Um dia bombardearam a minha aldeia. Nas tardes quentes, naqueles céus só voavam pássaros e nuvens. Sempre foi assim, até que aquele senhor com seu chapéu de feltro, terno preto e relógio de pulso inventou o avião e ficou famoso. Daí em diante o céu ficou cheio de máquinas e até de bombardeiros.

A velha cidade seguia sua vida tranquila. Pachorrenta, sempre foi um ponto de união entre dois estados: Rio de Janeiro e Minas Gerais. Nem sabia da revolução que estava em curso. O mundo conhecido não ultrapassava os limites do vale. A velocidade da vida cotidiana seguia o ritmo do fluir das águas do rio ou do som do passo a passo, dos burros-cargueiros a trotear no paralelepípedo da rua.

De repente: duas bombas. Foi assim que anunciaram ao povo da minha cidade que havia uma revolução em mil novecentos e trinta e que mineiros e paulistas teriam, pelo bem ou pelo mal, que apear do poder em favor do gaúcho da fronteira – Getúlio Vargas.

De repente jogaram as bombas. Foi assim! Depois, o susto. Depois, a fuga, as rezas e o medo. Não deu nem para ver a máquina voando e despejando bombas.

Uma delas acertou a muralha de pedras do Cemitério dos Passos. Secular aquela muralha... Fora construída por escravos e custara muito sangue negro. Cercava um retângulo abençoado, destino final de todos nós.  A Irmandade estabelecera assim, desde a infância do povoado, ainda nos tempos setecentistas. Naquele local, protegido por aquela muralha se guardaria a eternidade.
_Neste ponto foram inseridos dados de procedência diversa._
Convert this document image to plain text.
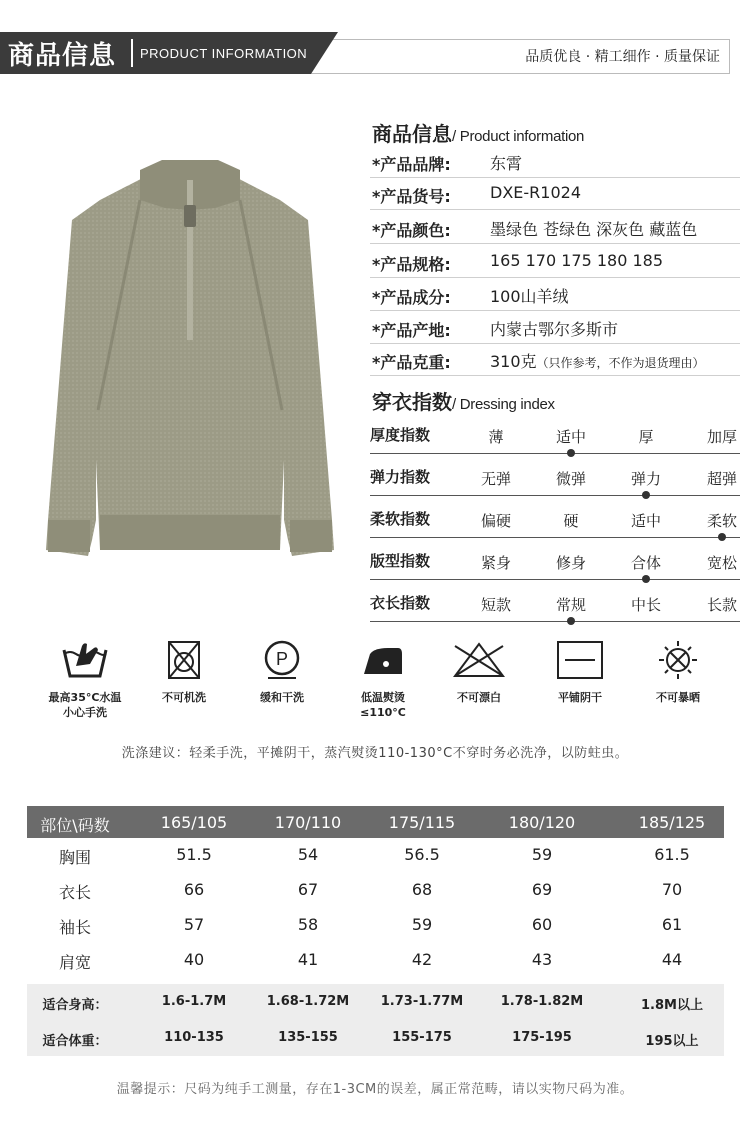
商品信息 PRODUCT INFORMATION	品质优良 · 精工细作 · 质量保证
商品信息/ Product information
*产品品牌: 东霄
*产品货号: DXE-R1024
*产品颜色: 墨绿色 苍绿色 深灰色 藏蓝色
*产品规格: 165 170 175 180 185
*产品成分: 100山羊绒
*产品产地: 内蒙古鄂尔多斯市
*产品克重: 310克（只作参考，不作为退货理由）
穿衣指数/ Dressing index
厚度指数	薄	适中	厚	加厚
弹力指数	无弹	微弹	弹力	超弹
柔软指数	偏硬	硬	适中	柔软
版型指数	紧身	修身	合体	宽松
衣长指数	短款	常规	中长	长款
最高35°C水温
小心手洗
不可机洗
P
缓和干洗	低温熨烫
≤110°C
不可漂白	平铺阴干	不可暴晒
洗涤建议：轻柔手洗，平摊阴干，蒸汽熨烫110-130°C不穿时务必洗净，以防蛀虫。
部位\码数	165/105	170/110	175/115	180/120	185/125
胸围	51.5	54	56.5	59	61.5
衣长	66	67	68	69	70
袖长	57	58	59	60	61
肩宽	40	41	42	43	44
适合身高：	1.6-1.7M	1.68-1.72M	1.73-1.77M	1.78-1.82M	1.8M以上
适合体重：	110-135	135-155	155-175	175-195	195以上
温馨提示：尺码为纯手工测量，存在1-3CM的误差，属正常范畴，请以实物尺码为准。
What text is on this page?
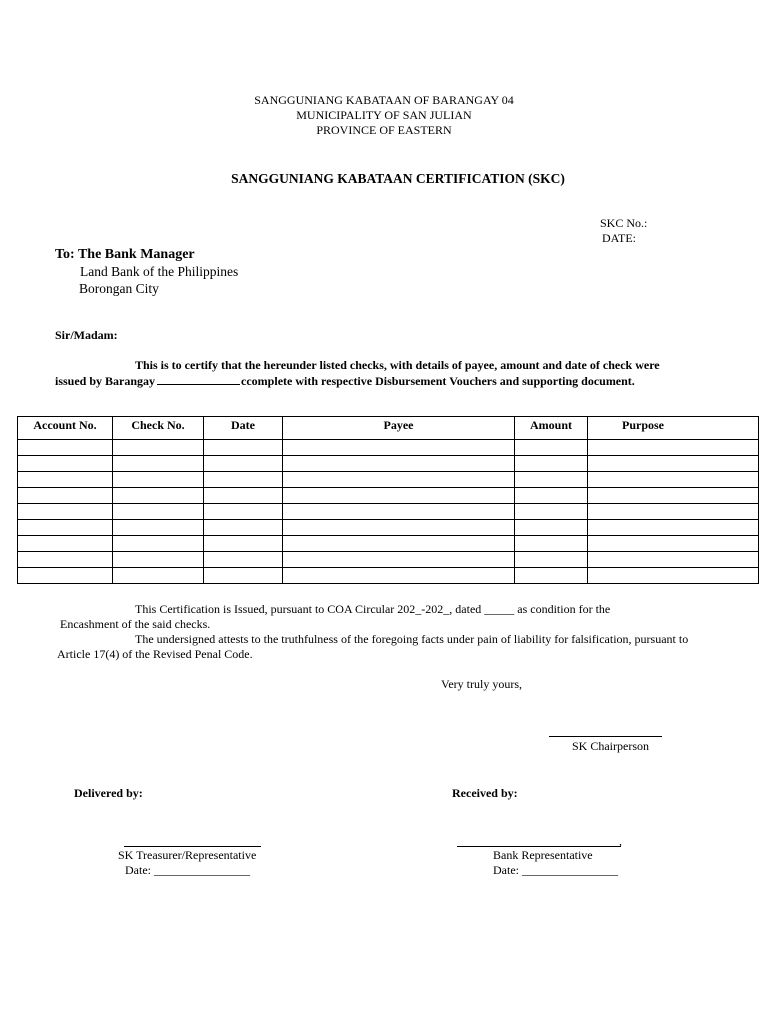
SANGGUNIANG KABATAAN OF BARANGAY 04
MUNICIPALITY OF SAN JULIAN
PROVINCE OF EASTERN
SANGGUNIANG KABATAAN CERTIFICATION (SKC)
SKC No.:
DATE:
To: The Bank Manager
Land Bank of the Philippines
Borongan City
Sir/Madam:
This is to certify that the hereunder listed checks, with details of payee, amount and date of check were
issued by Barangay	ccomplete with respective Disbursement Vouchers and supporting document.
Account No.	Check No.	Date	Payee	Amount	Purpose

This Certification is Issued, pursuant to COA Circular 202_-202_, dated _____ as condition for the
Encashment of the said checks.
The undersigned attests to the truthfulness of the foregoing facts under pain of liability for falsification, pursuant to
Article 17(4) of the Revised Penal Code.
Very truly yours,
SK Chairperson
Delivered by:
SK Treasurer/Representative
Date: ________________
Received by:
,
Bank Representative
Date: ________________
A outra bomba mergulhou no rio espalhando água para todos os lados. O leito arenoso absorveu o choque, envolveu rapidamente o artefato em carícias e ela dormiu para sempre, preservando a vida e o povo do lugar. Só um moleque dormitava na margem com sua vara de pescador. Peixe estava difícil ali na Boca da Barra. O moleque Narciso acordou com o susto. Ensopado com o banho inesperado correu a procura de ajuda. Caiu resfolegante diante da Alfaiataria. Atordoado comunicou o ocorrido ao patrão. Grande moleque, este Narciso. Foi sob orientação dele, que outros moleques mais tarde, mergulharam no local, reviraram as areias preciosas e recuperaram a bomba.

Um dia, o velho alfaiate me deu a bomba e a história.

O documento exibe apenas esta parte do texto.